De violents affrontements ont opposé mercredi forces de l'ordre et manifestants à Buenos Aires. Ils ont émaillé le débat au Sénat d'un paquet de réformes voulues par le président ultra-libéral Javier Milei, ont constaté des journalistes de l'AFP. La chambre haute du Parlement a finalement approuvé son projet révisé, après une journée marquée par les émeutes qui ont fait une dizaine de blessés.
Les violences ont débuté lorsque les manifestants ont tenté de déborder le cordon de sécurité mis en place autour de la Chambre des députés, où doit retourner la loi dite «omnibus» si les sénateurs l'approuvent. Sept personnes, dont cinq députés, ont été soignées à l'hôpital après avoir été aspergées de gaz lacrymogènes, selon le ministère de la Santé. Des voitures ont été incendiées et la police a riposté à des jets de projectiles par des tirs tendus de balles en caoutchouc et des lances à eau.
Au moins dix personnes ont été arrêtées et neuf policiers ont été blessés, a indiqué à l'AFP un porte-parole du ministère de la Sécurité. A la tombée de la nuit, les forces de l'ordre finissaient de reprendre le contrôle des rues. La présidence argentine a dénoncé «les groupes terroristes qui, à l'aide de bâtons, de pierres et même de grenades, ont tenté de perpétrer un coup d'Etat».
Flexibilisation du marché du travail
Les sénateurs débattaient depuis mercredi matin de la nouvelle version de la loi phare du gouvernement Milei rejetée dans sa forme originale de 600 articles, et adoptée avec des changements majeurs en 238 articles par la Chambre des députés en avril.
Parmi les concessions d'un exécutif devenu plus pragmatique au fil des mois: le nombre des privatisations, passées d'une quarantaine dans la version initiale à moins de 10 dont celle toujours sur la table de la compagnie aérienne publique Aerolineas Argentinas. Le projet de flexibilisation du marché du travail est aussi débattu par les sénateurs.
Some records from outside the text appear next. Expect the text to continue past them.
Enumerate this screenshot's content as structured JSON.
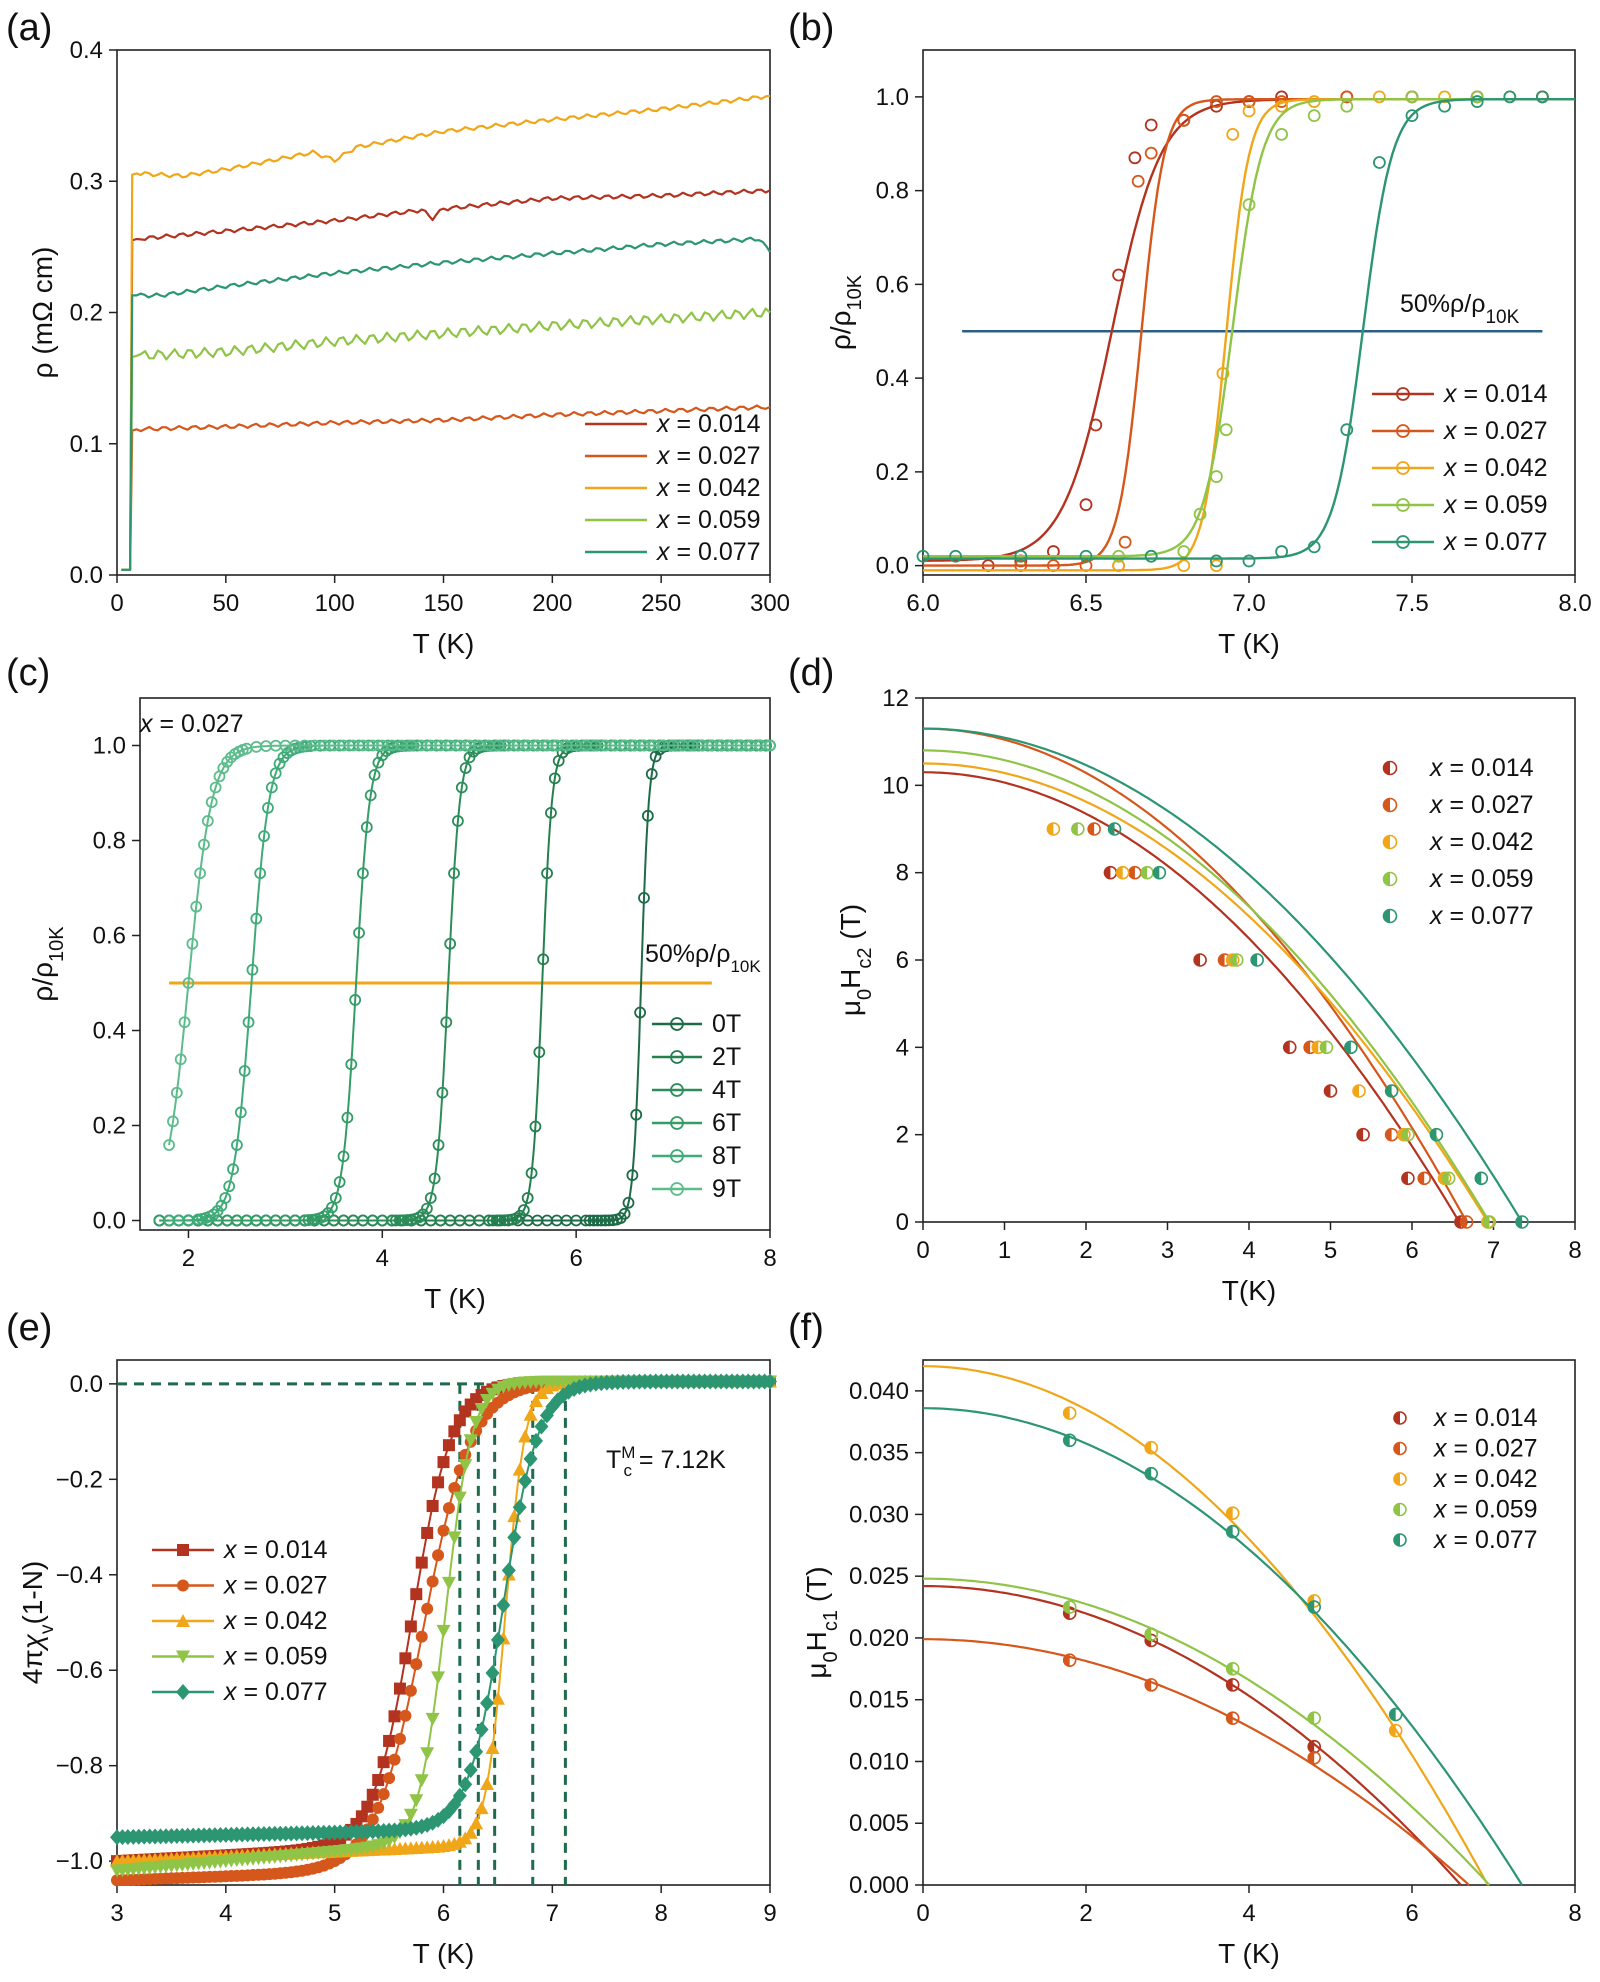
{
  "figure": {
    "panel_labels": [
      "(a)",
      "(b)",
      "(c)",
      "(d)",
      "(e)",
      "(f)"
    ],
    "series_colors": {
      "x0014": "#b2331f",
      "x0027": "#d5571b",
      "x0042": "#f0a619",
      "x0059": "#8fc447",
      "x0077": "#2c9672",
      "field_0T": "#1e6b47",
      "field_2T": "#25804f",
      "field_4T": "#2d8d5a",
      "field_6T": "#349c66",
      "field_8T": "#3fab78",
      "field_9T": "#5cbc8c",
      "ref_line_b": "#2b5f86",
      "ref_line_c": "#f0a619",
      "dash_e": "#1f6b4c"
    }
  },
  "chart_data": [
    {
      "panel": "(a)",
      "type": "line",
      "title": "",
      "xlabel": "T (K)",
      "ylabel": "ρ (mΩ cm)",
      "xlim": [
        0,
        300
      ],
      "ylim": [
        0,
        0.4
      ],
      "xticks": [
        0,
        50,
        100,
        150,
        200,
        250,
        300
      ],
      "yticks": [
        0.0,
        0.1,
        0.2,
        0.3,
        0.4
      ],
      "legend": "bottom-right",
      "series": [
        {
          "name": "x = 0.014",
          "x": [
            2,
            6,
            7,
            9,
            50,
            100,
            140,
            145,
            150,
            200,
            250,
            300
          ],
          "y": [
            0.004,
            0.004,
            0.255,
            0.256,
            0.262,
            0.27,
            0.278,
            0.272,
            0.279,
            0.287,
            0.289,
            0.293
          ]
        },
        {
          "name": "x = 0.027",
          "x": [
            2,
            6,
            7,
            9,
            50,
            100,
            150,
            200,
            250,
            300
          ],
          "y": [
            0.004,
            0.004,
            0.11,
            0.111,
            0.113,
            0.116,
            0.118,
            0.122,
            0.125,
            0.128
          ]
        },
        {
          "name": "x = 0.042",
          "x": [
            2,
            6,
            7,
            9,
            30,
            50,
            90,
            100,
            110,
            150,
            200,
            250,
            300
          ],
          "y": [
            0.004,
            0.004,
            0.305,
            0.306,
            0.304,
            0.309,
            0.322,
            0.316,
            0.326,
            0.338,
            0.347,
            0.355,
            0.365
          ]
        },
        {
          "name": "x = 0.059",
          "x": [
            2,
            6,
            7,
            9,
            50,
            100,
            150,
            200,
            250,
            300
          ],
          "y": [
            0.004,
            0.004,
            0.166,
            0.167,
            0.17,
            0.178,
            0.184,
            0.19,
            0.195,
            0.2
          ]
        },
        {
          "name": "x = 0.077",
          "x": [
            2,
            6,
            7,
            9,
            20,
            50,
            100,
            150,
            200,
            250,
            295,
            300
          ],
          "y": [
            0.004,
            0.004,
            0.213,
            0.213,
            0.213,
            0.22,
            0.23,
            0.238,
            0.245,
            0.252,
            0.256,
            0.246
          ]
        }
      ]
    },
    {
      "panel": "(b)",
      "type": "line",
      "xlabel": "T (K)",
      "ylabel": "ρ/ρ10K",
      "xlim": [
        6.0,
        8.0
      ],
      "ylim": [
        -0.02,
        1.1
      ],
      "xticks": [
        6.0,
        6.5,
        7.0,
        7.5,
        8.0
      ],
      "yticks": [
        0.0,
        0.2,
        0.4,
        0.6,
        0.8,
        1.0
      ],
      "legend": "bottom-right",
      "annotations": [
        {
          "text": "50%ρ/ρ10K",
          "x": 7.5,
          "y": 0.55
        }
      ],
      "reference_line": {
        "y": 0.5,
        "x_range": [
          6.12,
          7.9
        ]
      },
      "series": [
        {
          "name": "x = 0.014",
          "tc": 6.58,
          "width": 0.075,
          "low": 0.01,
          "points_x": [
            6.2,
            6.3,
            6.4,
            6.5,
            6.53,
            6.6,
            6.65,
            6.7,
            6.8,
            6.9,
            7.0,
            7.1,
            7.3,
            7.5,
            7.7,
            7.9
          ],
          "points_y": [
            0.0,
            0.01,
            0.03,
            0.13,
            0.3,
            0.62,
            0.87,
            0.94,
            0.95,
            0.98,
            0.99,
            1.0,
            1.0,
            1.0,
            1.0,
            1.0
          ]
        },
        {
          "name": "x = 0.027",
          "tc": 6.67,
          "width": 0.035,
          "low": 0.0,
          "points_x": [
            6.3,
            6.4,
            6.5,
            6.6,
            6.62,
            6.66,
            6.7,
            6.8,
            6.9,
            7.0,
            7.1,
            7.3,
            7.5,
            7.7,
            7.9
          ],
          "points_y": [
            0.0,
            0.0,
            0.0,
            0.0,
            0.05,
            0.82,
            0.88,
            0.95,
            0.99,
            0.99,
            0.99,
            1.0,
            1.0,
            1.0,
            1.0
          ]
        },
        {
          "name": "x = 0.042",
          "tc": 6.93,
          "width": 0.035,
          "low": -0.01,
          "points_x": [
            6.6,
            6.8,
            6.9,
            6.92,
            6.95,
            7.0,
            7.1,
            7.2,
            7.4,
            7.6,
            7.8
          ],
          "points_y": [
            0.0,
            0.0,
            0.0,
            0.41,
            0.92,
            0.97,
            0.98,
            0.99,
            1.0,
            1.0,
            1.0
          ]
        },
        {
          "name": "x = 0.059",
          "tc": 6.95,
          "width": 0.045,
          "low": 0.02,
          "points_x": [
            6.6,
            6.7,
            6.8,
            6.85,
            6.9,
            6.93,
            7.0,
            7.1,
            7.2,
            7.3,
            7.5,
            7.7
          ],
          "points_y": [
            0.02,
            0.02,
            0.03,
            0.11,
            0.19,
            0.29,
            0.77,
            0.92,
            0.96,
            0.98,
            1.0,
            1.0
          ]
        },
        {
          "name": "x = 0.077",
          "tc": 7.35,
          "width": 0.045,
          "low": 0.015,
          "points_x": [
            6.0,
            6.1,
            6.3,
            6.5,
            6.7,
            6.9,
            7.0,
            7.1,
            7.2,
            7.3,
            7.4,
            7.5,
            7.6,
            7.7,
            7.8,
            7.9
          ],
          "points_y": [
            0.02,
            0.02,
            0.02,
            0.02,
            0.02,
            0.01,
            0.01,
            0.03,
            0.04,
            0.29,
            0.86,
            0.96,
            0.98,
            0.99,
            1.0,
            1.0
          ]
        }
      ]
    },
    {
      "panel": "(c)",
      "type": "line",
      "xlabel": "T (K)",
      "ylabel": "ρ/ρ10K",
      "xlim": [
        1.5,
        8
      ],
      "ylim": [
        -0.02,
        1.1
      ],
      "xticks": [
        2,
        4,
        6,
        8
      ],
      "yticks": [
        0.0,
        0.2,
        0.4,
        0.6,
        0.8,
        1.0
      ],
      "legend": "bottom-right",
      "annotations": [
        {
          "text": "x = 0.027",
          "x": 1.8,
          "y": 1.05
        },
        {
          "text": "50%ρ/ρ10K",
          "x": 7.3,
          "y": 0.55
        }
      ],
      "reference_line": {
        "y": 0.5,
        "x_range": [
          1.8,
          7.4
        ]
      },
      "series": [
        {
          "name": "0T",
          "tc": 6.67,
          "width": 0.04
        },
        {
          "name": "2T",
          "tc": 5.65,
          "width": 0.05
        },
        {
          "name": "4T",
          "tc": 4.68,
          "width": 0.06
        },
        {
          "name": "6T",
          "tc": 3.73,
          "width": 0.07
        },
        {
          "name": "8T",
          "tc": 2.65,
          "width": 0.09
        },
        {
          "name": "9T",
          "tc": 2.0,
          "width": 0.12
        }
      ]
    },
    {
      "panel": "(d)",
      "type": "scatter",
      "xlabel": "T(K)",
      "ylabel": "μ0Hc2 (T)",
      "xlim": [
        0,
        8
      ],
      "ylim": [
        0,
        12
      ],
      "xticks": [
        0,
        1,
        2,
        3,
        4,
        5,
        6,
        7,
        8
      ],
      "yticks": [
        0,
        2,
        4,
        6,
        8,
        10,
        12
      ],
      "legend": "top-right",
      "series": [
        {
          "name": "x = 0.014",
          "hc0": 10.3,
          "tc": 6.58,
          "points": [
            [
              2.3,
              8
            ],
            [
              3.4,
              6
            ],
            [
              4.5,
              4
            ],
            [
              5.0,
              3
            ],
            [
              5.4,
              2
            ],
            [
              5.95,
              1
            ],
            [
              6.6,
              0
            ]
          ]
        },
        {
          "name": "x = 0.027",
          "hc0": 11.3,
          "tc": 6.67,
          "points": [
            [
              2.1,
              9
            ],
            [
              2.6,
              8
            ],
            [
              3.7,
              6
            ],
            [
              4.75,
              4
            ],
            [
              5.75,
              2
            ],
            [
              6.15,
              1
            ],
            [
              6.67,
              0
            ]
          ]
        },
        {
          "name": "x = 0.042",
          "hc0": 10.5,
          "tc": 6.93,
          "points": [
            [
              1.6,
              9
            ],
            [
              2.45,
              8
            ],
            [
              3.8,
              6
            ],
            [
              4.85,
              4
            ],
            [
              5.35,
              3
            ],
            [
              5.9,
              2
            ],
            [
              6.4,
              1
            ],
            [
              6.93,
              0
            ]
          ]
        },
        {
          "name": "x = 0.059",
          "hc0": 10.8,
          "tc": 6.95,
          "points": [
            [
              1.9,
              9
            ],
            [
              2.75,
              8
            ],
            [
              3.85,
              6
            ],
            [
              4.95,
              4
            ],
            [
              5.95,
              2
            ],
            [
              6.45,
              1
            ],
            [
              6.95,
              0
            ]
          ]
        },
        {
          "name": "x = 0.077",
          "hc0": 11.3,
          "tc": 7.35,
          "points": [
            [
              2.35,
              9
            ],
            [
              2.9,
              8
            ],
            [
              4.1,
              6
            ],
            [
              5.25,
              4
            ],
            [
              5.75,
              3
            ],
            [
              6.3,
              2
            ],
            [
              6.85,
              1
            ],
            [
              7.35,
              0
            ]
          ]
        }
      ]
    },
    {
      "panel": "(e)",
      "type": "line",
      "xlabel": "T (K)",
      "ylabel": "4πχv(1-N)",
      "xlim": [
        3,
        9
      ],
      "ylim": [
        -1.05,
        0.05
      ],
      "xticks": [
        3,
        4,
        5,
        6,
        7,
        8,
        9
      ],
      "yticks": [
        0.0,
        -0.2,
        -0.4,
        -0.6,
        -0.8,
        -1.0
      ],
      "legend": "left",
      "annotations": [
        {
          "text": "T",
          "sub": "c",
          "sup": "M",
          "rest": " = 7.12K",
          "x": 7.5,
          "y": -0.17
        }
      ],
      "dashed_lines": {
        "y_zero_x_range": [
          3,
          7.12
        ],
        "vertical_x": [
          6.15,
          6.32,
          6.47,
          6.82,
          7.12
        ]
      },
      "series": [
        {
          "name": "x = 0.014",
          "marker": "square",
          "tc": 5.72,
          "width": 0.18,
          "low": -1.0,
          "lowslope": 0.012
        },
        {
          "name": "x = 0.027",
          "marker": "circle",
          "tc": 5.82,
          "width": 0.22,
          "low": -1.04,
          "lowslope": 0.008
        },
        {
          "name": "x = 0.042",
          "marker": "triangle-up",
          "tc": 6.57,
          "width": 0.09,
          "low": -1.0,
          "lowslope": 0.01
        },
        {
          "name": "x = 0.059",
          "marker": "triangle-down",
          "tc": 6.02,
          "width": 0.12,
          "low": -1.02,
          "lowslope": 0.02
        },
        {
          "name": "x = 0.077",
          "marker": "diamond",
          "tc": 6.55,
          "width": 0.16,
          "low": -0.95,
          "lowslope": 0.005
        }
      ]
    },
    {
      "panel": "(f)",
      "type": "scatter",
      "xlabel": "T (K)",
      "ylabel": "μ0Hc1 (T)",
      "xlim": [
        0,
        8
      ],
      "ylim": [
        0,
        0.0425
      ],
      "xticks": [
        0,
        2,
        4,
        6,
        8
      ],
      "yticks": [
        0.0,
        0.005,
        0.01,
        0.015,
        0.02,
        0.025,
        0.03,
        0.035,
        0.04
      ],
      "yticklabels": [
        "0.000",
        "0.005",
        "0.010",
        "0.015",
        "0.020",
        "0.025",
        "0.030",
        "0.035",
        "0.040"
      ],
      "legend": "top-right",
      "series": [
        {
          "name": "x = 0.014",
          "hc0": 0.0242,
          "tc": 6.6,
          "points": [
            [
              1.8,
              0.022
            ],
            [
              2.8,
              0.0198
            ],
            [
              3.8,
              0.0162
            ],
            [
              4.8,
              0.0112
            ]
          ]
        },
        {
          "name": "x = 0.027",
          "hc0": 0.0199,
          "tc": 6.7,
          "points": [
            [
              1.8,
              0.0182
            ],
            [
              2.8,
              0.0162
            ],
            [
              3.8,
              0.0135
            ],
            [
              4.8,
              0.0103
            ]
          ]
        },
        {
          "name": "x = 0.042",
          "hc0": 0.042,
          "tc": 6.93,
          "points": [
            [
              1.8,
              0.0382
            ],
            [
              2.8,
              0.0354
            ],
            [
              3.8,
              0.0301
            ],
            [
              4.8,
              0.023
            ],
            [
              5.8,
              0.0125
            ]
          ]
        },
        {
          "name": "x = 0.059",
          "hc0": 0.0248,
          "tc": 6.95,
          "points": [
            [
              1.8,
              0.0225
            ],
            [
              2.8,
              0.0203
            ],
            [
              3.8,
              0.0175
            ],
            [
              4.8,
              0.0135
            ]
          ]
        },
        {
          "name": "x = 0.077",
          "hc0": 0.0386,
          "tc": 7.35,
          "points": [
            [
              1.8,
              0.036
            ],
            [
              2.8,
              0.0333
            ],
            [
              3.8,
              0.0286
            ],
            [
              4.8,
              0.0225
            ],
            [
              5.8,
              0.0138
            ]
          ]
        }
      ]
    }
  ]
}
Et une réforme fiscale, initialement partie de la loi omnibus, a été dissociée pour être discutée à part, dans la même session.
Le sénateur d'opposition Mariano Recalde a estimé que ce projet de loi, les réformes du travail en particulier, «nous ramènent au siècle dernier lorsque l'employé n'avait aucun droit». «Nous ne pouvons pas croire qu'en Argentine, nous discutons d'une loi qui nous ramènera 100 ans en arrière», a renchéri parmi les manifestants Fabio Nunez, un avocat de 55 ans.
«Catalyseur du redressement»
La loi est «un accélérateur, un catalyseur du redressement de la situation économique», a plaidé le ministre de l'Economie Luis Caputo mercredi. Mais, se prémunissant contre un éventuel rejet, il a affirmé que le vote ou non de la loi «ne changera rien au fait que ce pays va se redresser quand même, car ce gouvernement ne changera pas de cap. L'ordre macroéconomique se poursuivra».
Car au-delà des tribulations législatives, la «thérapie choc» d'austérité promise – le «plus grand ajustement budgétaire de l'histoire de l'humanité» selon Javier Milei – impacte bel et bien depuis décembre, entre dévaluation brutale du peso (54%), prix et loyers libérés, fin des subventions aux transports, à l'énergie, gel des chantiers publics, coupes budgétaires tous azimuts, etc.
Le président claironne régulièrement que l'inflation est «dominée», avec une décélération continue depuis cinq mois: de 25% mensuels à 8,8% en avril. Et un budget à l'excédent au premier trimestre, sans précédent depuis 16 ans. En contrepartie, l'austérité étrangle la consommation, l'activité économique s'effondre, et la récession s'installe, avec une contraction de -5,3% de l'économie au premier trimestre. Sans signe imminent de rebond.
Faire passer des lois
Et surtout «depuis le FMI jusqu'aux investisseurs étrangers, de nombreux acteurs affirment que, pour que la proposition (Milei) soit crédible, il faut des lois passées au Parlement, des accords, un Etat plus ou moins fonctionnel», estime Ivan Schuliaquer, politologue a l'Université de San Martin.
Mais six mois après son accession à la présidence, Javier Milei n'en a pas encore fait approuver la moindre au Parlement, victime d'une arithmétique contraire : son petit parti, la Libertad Avanza, n'est que la troisième force à la Chambre des députés, et au Sénat ne compte que sept parlementaires sur 72. Outre le renvoi forcé en commissions de la loi «omnibus», le Sénat a rejeté en mars le «décret de nécessité et d'urgence», méga-décret publié au début de sa présidence et à ce jour partiellement en vigueur.